UCL Institute of Jewish Studies
- Established: 1954
- Location: London, England
- Website: UCL Institute of Jewish Studies

= UCL Institute of Jewish Studies =

Academic institute in London, England

The UCL Institute of Jewish Studies is an institute located in London, England, dedicated to the academic study of all branches of Jewish history and civilization. It is a privately funded institute within the Department of Hebrew and Jewish Studies at University College London (UCL), the largest department of Hebrew and Jewish studies in Europe.

The institute is located at the main UCL campus in Bloomsbury, close to the British Library, the Wiener Library, the Warburg Institute, Dr Williams's Library, the library of the School of Oriental and African Studies and the UCL Jewish Studies Collection, which houses the Moccatta Library, the Altman Collection and a substantial collection of unique Yiddish material. The staff and students are mostly Jewish, unlike other UK faculties for Jewish studies in the UK.

==History==

The institute was founded by Alexander Altmann in Manchester in 1954 as the Institute of Jewish Studies. In 1959, following the departure of Altmann as director, the institute moved to UCL.
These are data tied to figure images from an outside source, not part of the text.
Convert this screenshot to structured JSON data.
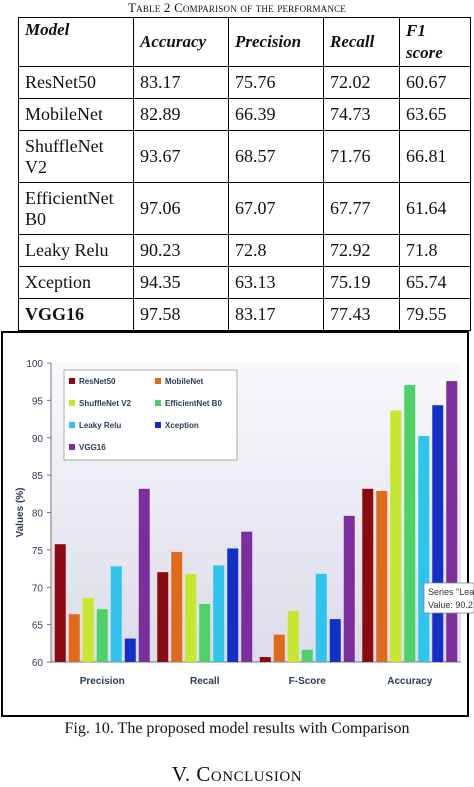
{
  "table_caption": {
    "prefix": "Table 2 ",
    "text": "Comparison of the performance"
  },
  "table": {
    "headers": [
      "Model",
      "Accuracy",
      "Precision",
      "Recall",
      "F1 score"
    ],
    "rows": [
      {
        "model": "ResNet50",
        "accuracy": "83.17",
        "precision": "75.76",
        "recall": "72.02",
        "f1": "60.67"
      },
      {
        "model": "MobileNet",
        "accuracy": "82.89",
        "precision": "66.39",
        "recall": "74.73",
        "f1": "63.65"
      },
      {
        "model": "ShuffleNet V2",
        "accuracy": "93.67",
        "precision": "68.57",
        "recall": "71.76",
        "f1": "66.81"
      },
      {
        "model": "EfficientNet B0",
        "accuracy": "97.06",
        "precision": "67.07",
        "recall": "67.77",
        "f1": "61.64"
      },
      {
        "model": "Leaky Relu",
        "accuracy": "90.23",
        "precision": "72.8",
        "recall": "72.92",
        "f1": "71.8"
      },
      {
        "model": "Xception",
        "accuracy": "94.35",
        "precision": "63.13",
        "recall": "75.19",
        "f1": "65.74"
      },
      {
        "model": "VGG16",
        "accuracy": "97.58",
        "precision": "83.17",
        "recall": "77.43",
        "f1": "79.55"
      }
    ]
  },
  "chart_data": {
    "type": "bar",
    "title": "",
    "xlabel": "",
    "ylabel": "Values (%)",
    "ylim": [
      60,
      100
    ],
    "yticks": [
      60,
      65,
      70,
      75,
      80,
      85,
      90,
      95,
      100
    ],
    "categories": [
      "Precision",
      "Recall",
      "F-Score",
      "Accuracy"
    ],
    "series": [
      {
        "name": "ResNet50",
        "color": "#8B0A0F",
        "values": [
          75.76,
          72.02,
          60.67,
          83.17
        ]
      },
      {
        "name": "MobileNet",
        "color": "#E06A1C",
        "values": [
          66.39,
          74.73,
          63.65,
          82.89
        ]
      },
      {
        "name": "ShuffleNet V2",
        "color": "#C7E62E",
        "values": [
          68.57,
          71.76,
          66.81,
          93.67
        ]
      },
      {
        "name": "EfficientNet B0",
        "color": "#4FD16A",
        "values": [
          67.07,
          67.77,
          61.64,
          97.06
        ]
      },
      {
        "name": "Leaky Relu",
        "color": "#2EC4EE",
        "values": [
          72.8,
          72.92,
          71.8,
          90.23
        ]
      },
      {
        "name": "Xception",
        "color": "#1230C8",
        "values": [
          63.13,
          75.19,
          65.74,
          94.35
        ]
      },
      {
        "name": "VGG16",
        "color": "#7B2F9E",
        "values": [
          83.17,
          77.43,
          79.55,
          97.58
        ]
      }
    ],
    "legend_position": "top-left",
    "grid": false,
    "tooltip": {
      "line1": "Series \"Lea",
      "line2": "Value: 90.2"
    }
  },
  "figure_caption": "Fig. 10. The proposed model results with Comparison",
  "section": {
    "number": "V. ",
    "title": "Conclusion"
  }
}
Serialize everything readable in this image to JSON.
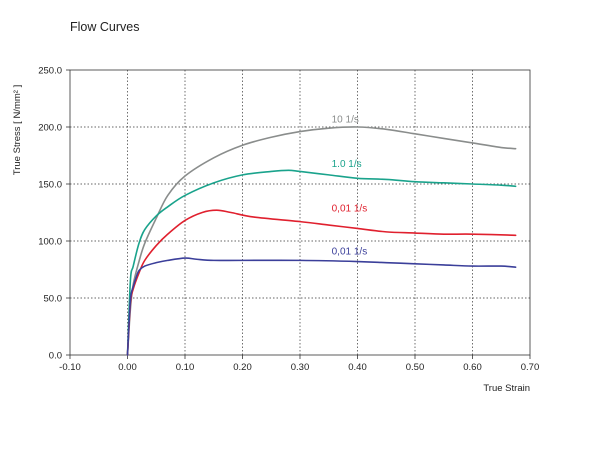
{
  "chart_data": {
    "type": "line",
    "title": "Flow Curves",
    "xlabel": "True Strain",
    "ylabel": "True Stress [ N/mm² ]",
    "xlim": [
      -0.1,
      0.7
    ],
    "ylim": [
      0,
      250
    ],
    "xticks": [
      "-0.10",
      "0.00",
      "0.10",
      "0.20",
      "0.30",
      "0.40",
      "0.50",
      "0.60",
      "0.70"
    ],
    "yticks": [
      "0.0",
      "50.0",
      "100.0",
      "150.0",
      "200.0",
      "250.0"
    ],
    "grid": true,
    "series": [
      {
        "name": "10  1/s",
        "color": "#8a8d8c",
        "x": [
          0.0,
          0.005,
          0.01,
          0.02,
          0.03,
          0.05,
          0.07,
          0.1,
          0.15,
          0.2,
          0.25,
          0.3,
          0.35,
          0.4,
          0.45,
          0.5,
          0.55,
          0.6,
          0.65,
          0.675
        ],
        "y": [
          0,
          40,
          62,
          82,
          98,
          120,
          140,
          157,
          173,
          184,
          191,
          196,
          199,
          200,
          198,
          194,
          190,
          186,
          182,
          181
        ]
      },
      {
        "name": "1.0  1/s",
        "color": "#1aa38c",
        "x": [
          0.0,
          0.005,
          0.01,
          0.02,
          0.03,
          0.05,
          0.07,
          0.1,
          0.15,
          0.2,
          0.25,
          0.28,
          0.3,
          0.35,
          0.4,
          0.45,
          0.5,
          0.55,
          0.6,
          0.65,
          0.675
        ],
        "y": [
          0,
          65,
          78,
          98,
          110,
          122,
          130,
          140,
          151,
          158,
          161,
          162,
          161,
          158,
          155,
          154,
          152,
          151,
          150,
          149,
          148
        ]
      },
      {
        "name": "0,01  1/s",
        "color": "#e0202e",
        "x": [
          0.0,
          0.005,
          0.01,
          0.02,
          0.03,
          0.05,
          0.07,
          0.1,
          0.13,
          0.155,
          0.18,
          0.22,
          0.3,
          0.35,
          0.4,
          0.45,
          0.5,
          0.55,
          0.6,
          0.675
        ],
        "y": [
          0,
          45,
          58,
          72,
          83,
          96,
          106,
          118,
          125,
          127,
          125,
          121,
          117,
          114,
          111,
          108,
          107,
          106,
          106,
          105
        ]
      },
      {
        "name": "0,01  1/s",
        "color": "#3b3f9a",
        "x": [
          0.0,
          0.005,
          0.01,
          0.015,
          0.02,
          0.03,
          0.05,
          0.07,
          0.1,
          0.12,
          0.15,
          0.2,
          0.3,
          0.4,
          0.45,
          0.5,
          0.55,
          0.6,
          0.65,
          0.675
        ],
        "y": [
          0,
          48,
          60,
          68,
          74,
          78,
          81,
          83,
          85,
          84,
          83,
          83,
          83,
          82,
          81,
          80,
          79,
          78,
          78,
          77
        ]
      }
    ],
    "series_label_positions": [
      {
        "x": 0.355,
        "y": 204
      },
      {
        "x": 0.355,
        "y": 165
      },
      {
        "x": 0.355,
        "y": 126
      },
      {
        "x": 0.355,
        "y": 88
      }
    ]
  }
}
Altmann's justification for the activities of the institute was given in a 1957 lecture to the Hillel Foundation of London (Ivry, Wolfson & Arkush 1998):

Being connected with our past, at home in our literature, and in sympathy with ourselves as it were, we shall find it easier to approach the ultimate questions.

Victor Mishcon became chairman of the institute in 1959.

==Activities==

===Events===

The institute organises public lectures, symposia and seminars throughout the academic year, where leading scholars from Europe, Israel and the United States communicate the results of their research to scholars, students and the public, thereby creating the opportunity for regular exchange of ideas and interests.

The institute also hosts one or more major international conferences annually, which focus on significant themes relating to Jewish civilisation, and bring together eminent scholars from different countries working in the same or allied fields of research.

===Research===

The institute regularly sponsors research projects by postgraduates and scholars in important academic fields.

===Publications===

The institute sponsors the publication of its conference proceedings and other academic works in co-operation with publishers, including Cambridge University Press, Oxford University Press, and the Littman Library of Jewish Civilisation.